跳過平淡章節:擴散模型與自回歸大模型的表徵結構及推理時層跳躍機制
Skip to the Good Part: Representation Structure & Inference-Time Layer Skipping in Diffusion vs. Autoregressive LLMs
March 8, 2026
作者: Raghavv Goel, Risheek Garrepalli, Sudhanshu Agrawal, Chris Lott, Mingu Lee, Fatih Porikli
cs.AI
摘要
自迴歸語言模型通過從左到右的預測逐步形成表徵,而擴散語言模型則通過全序列去噪進行訓練。儘管當前擴散模型的性能已可媲美自迴歸模型,但其訓練目標是否會從根本上重塑不同網絡深度的內部表徵仍不明確。我們首次開展了層級與詞元級別的表徵對比分析,比較了原生擴散模型(LLaDA)、原生自迴歸模型(Qwen2.5)及自迴歸初始化擴散模型(Dream-7B)。研究發現:擴散目標會形成更具層次性的抽象表徵,表現為底層存在大量冗餘且近因偏差減弱;而自迴歸目標則產生緊密耦合、深度依賴的表徵。關鍵在於,自迴歸初始化的擴散模型即便經過擴散訓練,仍保持著類自迴歸的表徵動力學,揭示了初始化的持續性偏差。基於觀察到的表徵冗餘現象,我們提出了一種無需修改架構或共享KV快取的靜態任務無關推理階段跳層方法。原生擴散模型可實現最高18.75%的浮點運算量削減,同時在推理與代碼生成基準測試中保持90%以上性能,而自迴歸模型在同等跳層條件下性能急劇下降。這些發現建立了訓練目標與表徵結構的關聯,並為實現與快存機制正交的實用性效率提升提供了路徑。
English
Autoregressive (AR) language models form representations incrementally through left-to-right prediction, whereas diffusion language models (dLLMs) are trained via full-sequence denoising. Although recent dLLMs match AR performance, it remains unclear whether diffusion objectives fundamentally reshape internal representations across depth. We perform the first layer- and token-wise representational analysis comparing native dLLMs (LLaDA), native AR models (Qwen2.5), and AR-initialized dLLMs (Dream-7B). We find that diffusion objectives result in different, more hierarchical abstractions with substantial early-layer redundancy and reduced recency bias, while AR objectives produce tightly coupled, depth-dependent representations.
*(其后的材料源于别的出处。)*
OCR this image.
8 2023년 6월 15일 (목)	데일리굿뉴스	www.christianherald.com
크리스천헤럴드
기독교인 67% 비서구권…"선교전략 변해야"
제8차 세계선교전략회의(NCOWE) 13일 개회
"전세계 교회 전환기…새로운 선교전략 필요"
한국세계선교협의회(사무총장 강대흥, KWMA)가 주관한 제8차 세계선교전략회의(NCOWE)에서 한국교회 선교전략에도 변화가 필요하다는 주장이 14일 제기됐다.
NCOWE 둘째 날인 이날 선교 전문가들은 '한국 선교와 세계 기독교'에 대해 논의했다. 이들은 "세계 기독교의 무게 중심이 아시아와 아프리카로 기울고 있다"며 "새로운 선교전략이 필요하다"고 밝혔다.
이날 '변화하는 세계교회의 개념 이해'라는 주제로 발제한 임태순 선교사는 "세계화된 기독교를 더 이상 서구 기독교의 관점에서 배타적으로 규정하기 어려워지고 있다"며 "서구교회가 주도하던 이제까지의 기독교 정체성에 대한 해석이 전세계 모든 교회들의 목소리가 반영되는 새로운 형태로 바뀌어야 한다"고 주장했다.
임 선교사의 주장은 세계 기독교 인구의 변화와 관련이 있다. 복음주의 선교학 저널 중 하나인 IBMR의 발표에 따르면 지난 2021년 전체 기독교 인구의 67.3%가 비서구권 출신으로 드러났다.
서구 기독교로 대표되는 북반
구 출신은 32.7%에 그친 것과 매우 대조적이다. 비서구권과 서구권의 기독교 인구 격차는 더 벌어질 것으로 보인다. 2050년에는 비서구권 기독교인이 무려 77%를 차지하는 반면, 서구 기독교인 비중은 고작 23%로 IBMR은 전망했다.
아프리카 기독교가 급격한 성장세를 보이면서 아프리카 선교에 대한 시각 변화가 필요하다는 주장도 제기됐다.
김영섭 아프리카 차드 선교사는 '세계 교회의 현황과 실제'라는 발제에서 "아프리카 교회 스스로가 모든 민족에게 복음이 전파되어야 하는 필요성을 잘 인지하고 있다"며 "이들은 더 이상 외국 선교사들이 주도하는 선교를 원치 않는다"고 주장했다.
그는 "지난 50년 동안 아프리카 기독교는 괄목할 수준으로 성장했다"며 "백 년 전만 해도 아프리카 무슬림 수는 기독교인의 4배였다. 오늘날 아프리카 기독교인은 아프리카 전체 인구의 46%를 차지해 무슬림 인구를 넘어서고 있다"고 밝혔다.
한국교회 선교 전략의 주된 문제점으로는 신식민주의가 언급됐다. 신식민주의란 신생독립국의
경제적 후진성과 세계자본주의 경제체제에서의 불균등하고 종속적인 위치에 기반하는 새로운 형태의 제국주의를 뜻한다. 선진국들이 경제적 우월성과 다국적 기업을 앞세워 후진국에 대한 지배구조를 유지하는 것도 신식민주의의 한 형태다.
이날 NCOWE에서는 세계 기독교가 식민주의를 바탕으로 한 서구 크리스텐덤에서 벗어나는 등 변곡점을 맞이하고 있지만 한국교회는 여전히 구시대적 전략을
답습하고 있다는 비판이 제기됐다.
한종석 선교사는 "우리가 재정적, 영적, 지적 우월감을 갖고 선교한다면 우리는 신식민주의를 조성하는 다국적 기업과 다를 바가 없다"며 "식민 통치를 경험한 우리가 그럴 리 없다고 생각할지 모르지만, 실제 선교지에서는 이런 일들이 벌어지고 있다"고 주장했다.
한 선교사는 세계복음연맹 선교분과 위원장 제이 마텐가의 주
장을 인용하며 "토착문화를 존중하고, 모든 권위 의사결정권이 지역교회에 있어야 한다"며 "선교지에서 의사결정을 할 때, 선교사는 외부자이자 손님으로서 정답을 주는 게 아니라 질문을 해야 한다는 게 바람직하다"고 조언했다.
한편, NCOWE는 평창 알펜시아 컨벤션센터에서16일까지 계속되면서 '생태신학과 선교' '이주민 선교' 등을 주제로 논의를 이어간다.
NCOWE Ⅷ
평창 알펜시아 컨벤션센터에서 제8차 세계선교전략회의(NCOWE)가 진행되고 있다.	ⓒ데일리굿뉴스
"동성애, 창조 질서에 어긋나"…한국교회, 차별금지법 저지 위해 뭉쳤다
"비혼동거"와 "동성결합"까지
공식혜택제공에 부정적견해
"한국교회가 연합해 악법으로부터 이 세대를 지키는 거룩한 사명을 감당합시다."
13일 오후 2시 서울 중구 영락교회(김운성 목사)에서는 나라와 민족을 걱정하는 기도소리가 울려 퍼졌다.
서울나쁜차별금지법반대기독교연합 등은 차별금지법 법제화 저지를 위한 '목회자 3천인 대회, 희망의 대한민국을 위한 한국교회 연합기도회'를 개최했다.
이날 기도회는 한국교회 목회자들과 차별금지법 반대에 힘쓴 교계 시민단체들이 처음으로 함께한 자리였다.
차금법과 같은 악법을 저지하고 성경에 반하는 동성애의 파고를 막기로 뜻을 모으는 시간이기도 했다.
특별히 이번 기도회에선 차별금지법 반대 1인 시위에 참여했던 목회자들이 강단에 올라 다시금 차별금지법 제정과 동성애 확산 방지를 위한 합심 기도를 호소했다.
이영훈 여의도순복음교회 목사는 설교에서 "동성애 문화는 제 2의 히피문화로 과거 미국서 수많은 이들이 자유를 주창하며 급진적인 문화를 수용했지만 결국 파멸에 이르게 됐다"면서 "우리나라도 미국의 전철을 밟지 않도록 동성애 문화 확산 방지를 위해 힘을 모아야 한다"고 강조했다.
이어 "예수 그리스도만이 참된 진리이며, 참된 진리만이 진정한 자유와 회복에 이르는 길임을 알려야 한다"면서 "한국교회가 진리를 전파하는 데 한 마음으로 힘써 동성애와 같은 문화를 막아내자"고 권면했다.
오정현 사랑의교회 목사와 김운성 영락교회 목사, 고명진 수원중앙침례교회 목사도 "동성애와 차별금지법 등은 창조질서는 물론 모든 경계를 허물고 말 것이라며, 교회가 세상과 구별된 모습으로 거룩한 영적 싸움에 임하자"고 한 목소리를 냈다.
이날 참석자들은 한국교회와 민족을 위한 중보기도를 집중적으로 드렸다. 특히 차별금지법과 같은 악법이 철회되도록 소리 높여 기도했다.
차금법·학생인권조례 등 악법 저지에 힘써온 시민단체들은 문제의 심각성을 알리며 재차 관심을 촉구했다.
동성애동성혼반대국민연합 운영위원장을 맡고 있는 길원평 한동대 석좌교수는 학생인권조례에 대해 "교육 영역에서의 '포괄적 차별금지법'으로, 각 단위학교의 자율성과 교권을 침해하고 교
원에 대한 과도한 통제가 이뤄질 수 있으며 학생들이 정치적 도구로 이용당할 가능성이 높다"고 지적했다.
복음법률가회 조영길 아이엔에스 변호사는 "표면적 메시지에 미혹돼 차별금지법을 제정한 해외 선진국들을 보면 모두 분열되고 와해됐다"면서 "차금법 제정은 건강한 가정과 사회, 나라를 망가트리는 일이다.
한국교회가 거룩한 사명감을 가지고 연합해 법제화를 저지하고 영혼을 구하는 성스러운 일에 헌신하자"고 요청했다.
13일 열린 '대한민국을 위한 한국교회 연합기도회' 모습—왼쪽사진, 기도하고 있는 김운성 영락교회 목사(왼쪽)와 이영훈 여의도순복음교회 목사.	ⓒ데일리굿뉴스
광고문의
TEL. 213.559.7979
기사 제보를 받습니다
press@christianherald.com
Critically, AR-initialized dLLMs retain AR-like representational dynamics despite diffusion training, revealing persistent initialization bias. Leveraging this observed representational redundancy, we introduce a static, task-agnostic inference-time layer-skipping method requiring no architectural changes or KV-cache sharing. Native dLLMs achieve up to 18.75% FLOPs reduction while preserving over 90% performance on reasoning and code generation benchmarks, whereas AR models degrade sharply under comparable skipping. These results link training objectives to representational structure and enable practical, cache-orthogonal efficiency gains.